Kelly Reed, a theology teacher at Cardinal Stritch High School in Oregon, Ohio, sees the latest developments as an opportunity to educate Catholics about the Church's teaching on the priesthood.
“Most of these issues come down to a lack of education,” Reed said. “People know what they want to know, but they're not well-informed on some of these topics. Sometimes, I think the Spirit moves us so we will educate ourselves. When people educate themselves, they can unite and strengthen the Church, instead of being divisive.”
Reed studied the women's ordination issue while pursuing a master's degree in theology. As part of her research, she surveyed the faculty and staff at two Catholic high schools in Toledo, Ohio, and found that 90% thought the Church should ordain women. Fewer than 10%, however, had ever read anything on the topic, much less a Church document.
“Really, people don't know,” she said. “They have no clue why the Church teaches as it does.”
The Catechism of the Catholic Church teaches: “Only a baptized man validly receives sacred ordination. The Lord Jesus chose men to form the college of the twelve apostles, and the apostles did the same when they chose collaborators to succeed them in their ministry” (No. 1577).
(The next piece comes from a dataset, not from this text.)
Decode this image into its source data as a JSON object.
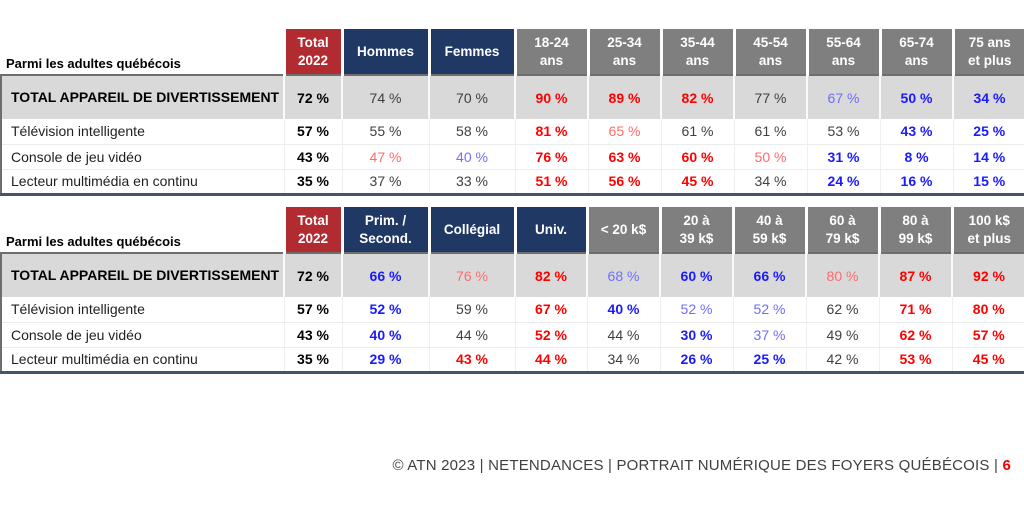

“The Church recognizes herself to be bound by this choice made by the Lord himself,” the Catechism continues. “For this reason the ordination of women is not possible.”
Bride and Groom
However, Jennifer Ferrara, a former Lutheran pastor who gave up her ordination in the Evangelical Lutheran Church in America when she became Catholic in 1998, said a more compelling argument against women's ordination concerns the differences between men and women that are built into the economy of salvation.
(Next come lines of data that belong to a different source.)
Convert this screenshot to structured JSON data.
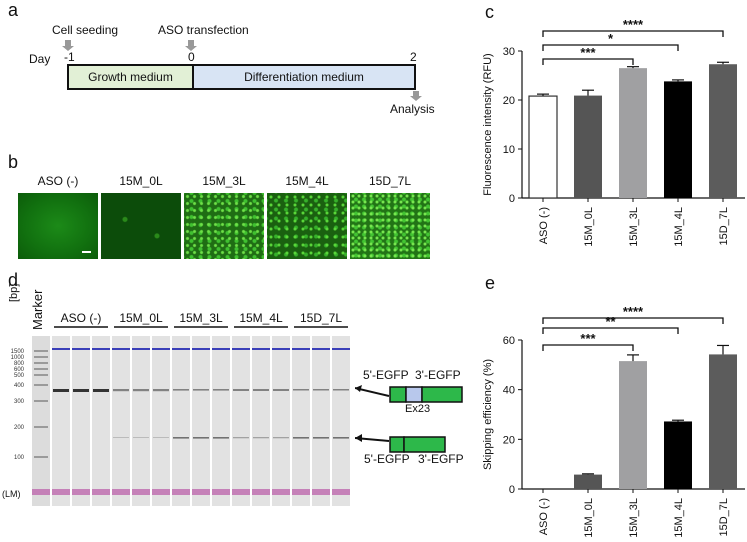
{
  "panel_a": {
    "label": "a",
    "day_label": "Day",
    "events": [
      "Cell seeding",
      "ASO transfection",
      "Analysis"
    ],
    "days": [
      "-1",
      "0",
      "2"
    ],
    "growth": "Growth medium",
    "diff": "Differentiation medium"
  },
  "panel_b": {
    "label": "b",
    "images": [
      "ASO (-)",
      "15M_0L",
      "15M_3L",
      "15M_4L",
      "15D_7L"
    ]
  },
  "panel_d": {
    "label": "d",
    "marker": "Marker",
    "bp": "[bp]",
    "lm": "(LM)",
    "groups": [
      "ASO  (-)",
      "15M_0L",
      "15M_3L",
      "15M_4L",
      "15D_7L"
    ],
    "ladder": [
      "1500",
      "1000",
      "800",
      "600",
      "500",
      "400",
      "300",
      "200",
      "100"
    ],
    "top_left": "5'-EGFP",
    "top_right": "3'-EGFP",
    "exon": "Ex23",
    "bot_left": "5'-EGFP",
    "bot_right": "3'-EGFP"
  },
  "colors": {
    "series": [
      "#ffffff",
      "#555555",
      "#a0a0a2",
      "#000000",
      "#5c5c5c"
    ],
    "blue_marker": "#3a3fb8",
    "lm_band": "#c070b0",
    "egfp": "#2db84a",
    "exon": "#b8c8ec"
  },
  "chart_data": [
    {
      "panel": "c",
      "type": "bar",
      "categories": [
        "ASO (-)",
        "15M_0L",
        "15M_3L",
        "15M_4L",
        "15D_7L"
      ],
      "values": [
        20.8,
        20.9,
        26.5,
        23.8,
        27.3
      ],
      "errors": [
        0.4,
        1.1,
        0.3,
        0.3,
        0.4
      ],
      "ylabel": "Fluorescence intensity (RFU)",
      "ylim": [
        0,
        30
      ],
      "yticks": [
        "0",
        "10",
        "20",
        "30"
      ],
      "significance": [
        "****",
        "*",
        "***"
      ]
    },
    {
      "panel": "e",
      "type": "bar",
      "categories": [
        "ASO (-)",
        "15M_0L",
        "15M_3L",
        "15M_4L",
        "15D_7L"
      ],
      "values": [
        0,
        5.8,
        51.5,
        27.2,
        54.2
      ],
      "errors": [
        0,
        0.3,
        2.5,
        0.5,
        3.6
      ],
      "ylabel": "Skipping efficiency (%)",
      "ylim": [
        0,
        60
      ],
      "yticks": [
        "0",
        "20",
        "40",
        "60"
      ],
      "significance": [
        "****",
        "**",
        "***"
      ]
    }
  ]
}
“In the traditional Catholic way of viewing things,” Ferrara said, “Christ is the bridegroom, the Church is his bride. The priest represents Christ the bridegroom, the head of the Church, and this is especially true in the Eucharist when Christ is exercising his ministry of salvation. Women cannot represent Christ as the bridegroom.”
Advocates of women's ordination contend that all Christians are called to represent Christ in the world.
But Ferrara said those who argue that women can represent Christ as priests think of femaleness as an attribute similar to nationality or skin color and thus minimize the differences between male and female.
“According to traditional Catholic teaching, she said, “the differences between male and female are a constituent part of who we are…. Men and women are both images of God, but they are distinct. [Women] can't image Christ's masculinity. Women cannot image Christ to the extent that he was a man.”
Ferrara attributed those ideas to Pope John Paul II's Catechesis on the Book of Genesis and the 1976 “Declaration on the Question of the Admission of Women to the Ministerial Priesthood.
If women are ordained, Ferrara said, the Church will have a more Protestant idea of ministry, which is functional and amounts to somebody doing a job.
“The priest is an icon of Christ and acts in persona Christi at the altar and in the confessional,” she said. “You have to disregard the importance of that entire symbolism of Christ as bridegroom, the Church as bride, in order to make the argument for women's ordination. It has to be jettisoned altogether, because the feminine cannot represent the masculine.”
Ferrara thinks that if the Church should ordain women, much would be at stake.
She has no doubt that women can do “the job” of ministry as well as men.
But, “I think that to insist upon women's ordination is to deny what is noble and holy about being women,” she said.
She said, “That's what people conclude without understanding the theology and that's what would be lost if we ordain women.”
Judy Roberts is based in Graytown, Ohio.